Q3: How can I find more examples of Scratch games to learn from?
Visit the official Scratch community, search for tags like “game,” “platformer,” or “maze,” and sort by popularity or recency. Studying and remixing these projects gives you more real examples of game development with Scratch than any single tutorial.

Q4: Do I need advanced math to build these 3 fun examples?
No. You’ll use basic arithmetic (addition, subtraction, maybe simple multiplication) and an understanding of coordinates (x, y). As you get more comfortable, you can add more math—for example, using angles in a pong‑style game or calculating averages for your experiment data.

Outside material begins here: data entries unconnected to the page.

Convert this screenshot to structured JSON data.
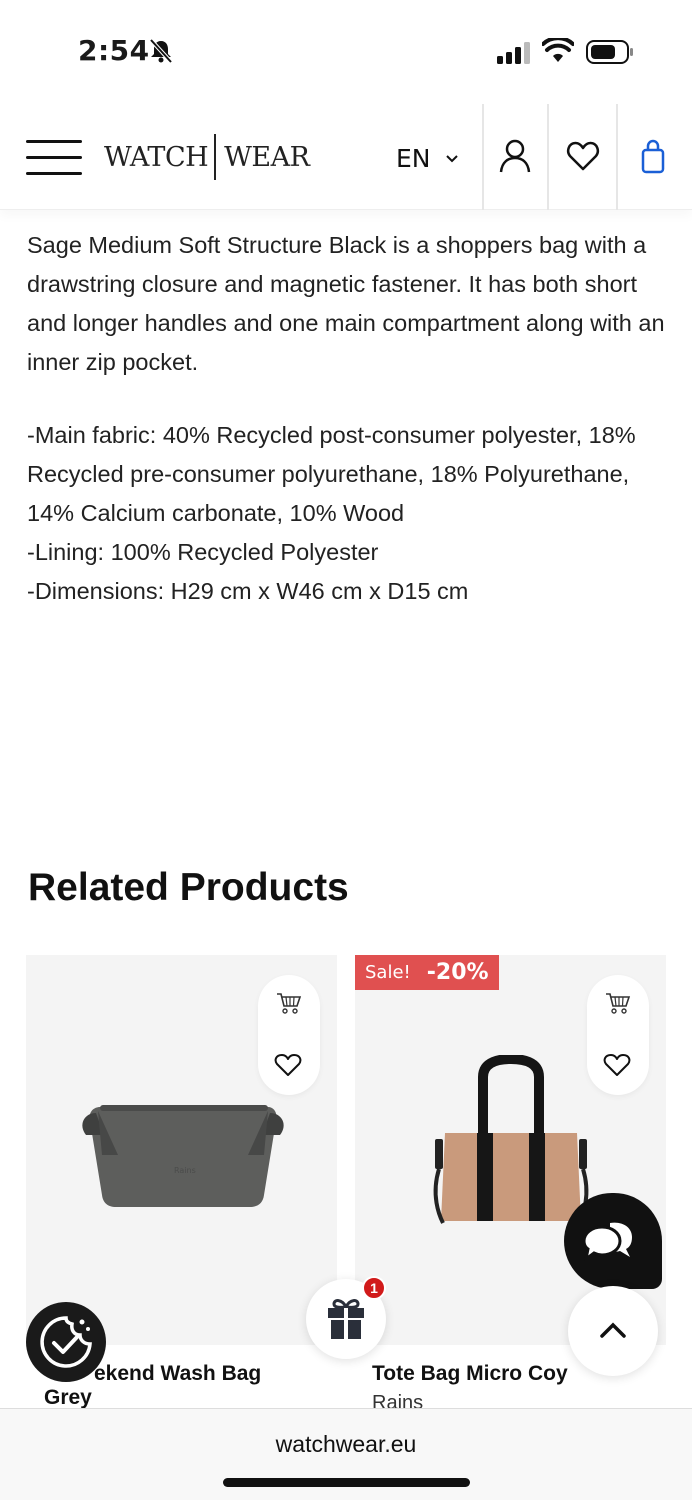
{
  "status_bar": {
    "time": "2:54"
  },
  "header": {
    "logo_left": "WATCH",
    "logo_right": "WEAR",
    "language": "EN"
  },
  "description": {
    "paragraph": "Sage Medium Soft Structure Black is a shoppers bag with a drawstring closure and magnetic fastener. It has both short and longer handles and one main compartment along with an inner zip pocket.",
    "specs": [
      "-Main fabric: 40% Recycled post-consumer polyester, 18% Recycled pre-consumer polyurethane, 18% Polyurethane, 14% Calcium carbonate, 10% Wood",
      "-Lining: 100% Recycled Polyester",
      "-Dimensions: H29 cm x W46 cm x D15 cm"
    ]
  },
  "related": {
    "title": "Related Products",
    "products": [
      {
        "name": "Weekend Wash Bag Grey",
        "name_visible": "ekend Wash Bag",
        "name_line2": "Grey"
      },
      {
        "name": "Tote Bag Micro Coy",
        "brand": "Rains",
        "sale_label": "Sale!",
        "discount": "-20%"
      }
    ]
  },
  "widgets": {
    "gift_count": "1"
  },
  "browser": {
    "url": "watchwear.eu"
  },
  "colors": {
    "sale": "#e05050",
    "accent_bag": "#1a5fd6",
    "badge": "#d11a1a"
  }
}
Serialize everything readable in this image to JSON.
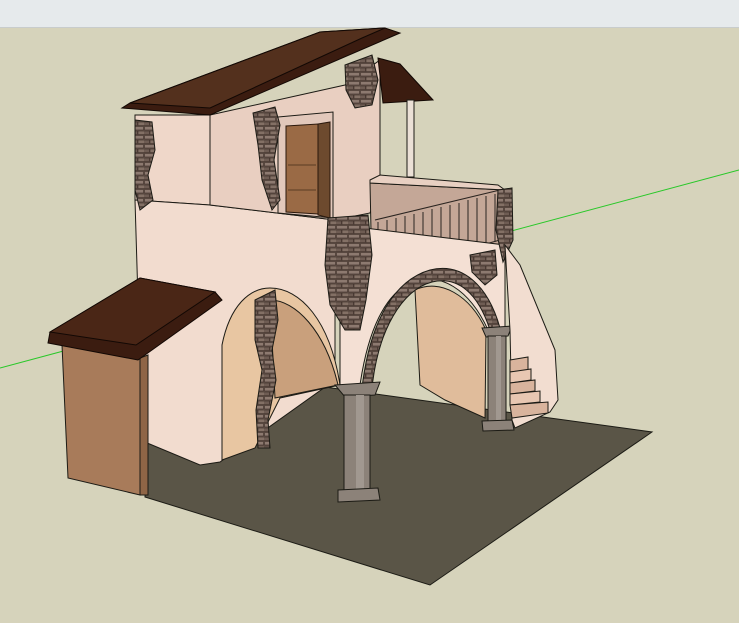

Q5: How can I make my Scratch game stand out to judges or teachers?
Focus on two things: a clear research question and polish. Use one of the three fun examples of game development with Scratch as your base, design a real experiment around it, and then spend extra time on instructions, visuals, and bug‑fixing. A simple, well‑tested game with clear data often impresses more than a complicated but glitchy project.

If you start with these three core projects—the maze, the clicker, and the platformer—you’ll have strong, real examples of game development with Scratch: 3 fun examples that can grow into serious, science‑fair‑worthy work. From there, you can branch into quiz games, racing games, or memory challenges, building your own mini‑portfolio of Scratch creations.